DUDE WHERE’S MY CAR!?!
Given the nature of the beast, I’d suspect there are plenty more where that one came from.. Just as soon as they respawn.
Yes, there will be a respawndent soon, no doubt.
Maybe its like Futurama, only matter from its “dimension” can hurt it.
And its probably not dead anyway.
Yep, that’s really it, the house crushed the wicked witch. Now the real drama is in finding the ruby slippers that’ll allow the Magic Knight Guy to return home.
Aw dang, ruby slippers are a Legendary item. Good luck getting those to drop. :(
Probably have to nuke this b!tch 1000 times before we see THAT pop up.
Definitely anti-climatic.
It’s too soon to tell if this caused climate change in Arkerra. (Or erased climate data?) ;)
But, I’m guessing you meant “anticlimactic”.
C’mon guys, this thing was the scariest thing Arkerra (and us) have ever seen, being able to destroy lives AND SOULS with a single touch! As far as I’m concerned, this “battle” had barely gotten started.

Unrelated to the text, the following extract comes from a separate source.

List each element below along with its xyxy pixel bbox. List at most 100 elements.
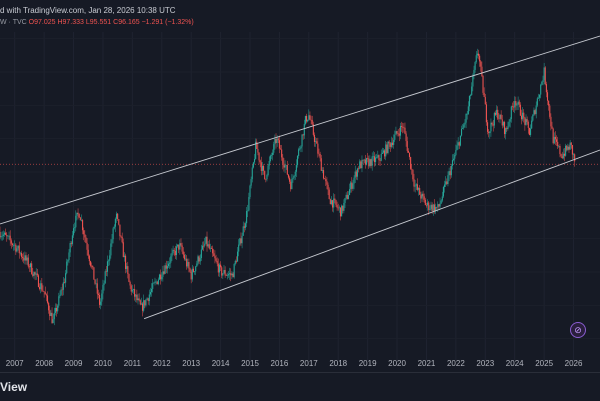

You don’t …. you don’t seriously think that’s as bad as they come, do you?
…But the cool speeder thing is gone. But– the… the coolest…
I- THAT WAS THE BEST MOUNT IN THE WHOLE GAME EVER! C’MOOOOON!
News flash: one fatality this afternoon in a motorcycle crash. No other vehicle was involved. The deceased was not, repeat NOT, wearing a helmet.
No one else involved in the collision were wearing helmets either, but that’s beside the point.
Okay.
Either that was successful, and the monster is dead or that just splattered it and now there’s a bunch of globs of it rather than one big one.
That’s what I’m thinking. If it could be killed that way WAV would’ve programmed that scooter to ram it as soon as they found the monster. At least it should buy them some time to retreat.
There is no way Shoggo-man gets cacked that easily and quickly.
So what, a midgame boss who gets killed by using a (the only in the game) Megalixir?
Yup, WAV’s “steed” was too cool to stay.
Looks like that fancy search engine crashed.
:D Well played.
Pretty cuil.
Maybe that battle cry should have been “Yahoo!”
“Bing!” would be pretty anticlimactic…though a bit more 8bit;)
If the battle cry was “Explore THIS Internet!” then it’s appropriate that the thing got crashed. We’d know it’s dead when it turns into a Blue Screen of Death.
Well, at least we finally know what happened to Netscape Navigator.
inb4 “For WHAT, you kill-stealing human, etc etc etc! There’s not even a corpse to loot now! /report Frigg!”
Penk: Did you know how long we had planned the raid on this boss, you *****?
Frigg knew a hard thrust was the only way to make that thing blow.
….*Applauds slowly* Well said.
Frigg willl take anything for a ride.
Tsk, tsk… Jean-Luc, you get this way every time you reconnect with the Saucer Section.
A monster that size, and not even a single item drop?
#vaulthunterproblems
smooth, real smooth
You fool!
That isn’t even it’s final form!
Taking the big problem, and blasting it into lots of tiny problems.
Your virus has been delete by Frigg.EXE
I want a Frigg antivirus.
Just don’t let it scan any chess programs, whatever you do!
If you download porn at all, you do have to watch out for viruses…Be sure to occasionally Frigg your computer.
Your pansy operating system has been deleted by Frigg.exe. Upgrade to Deserthammer 3.0 now.
All your base-2 are belong to us.
Where’d the pit go?
Wow! Did not see that one coming. Nicely done.
Organic matter: gets stronger
Inorganic matter: violently explodes
Picky eater, isn’t he?
It’s like me when I eat beans.
Am I the only one waiting for Frigg and Penk to bang now?
There is something worse behind Frigg and Rachel somehow.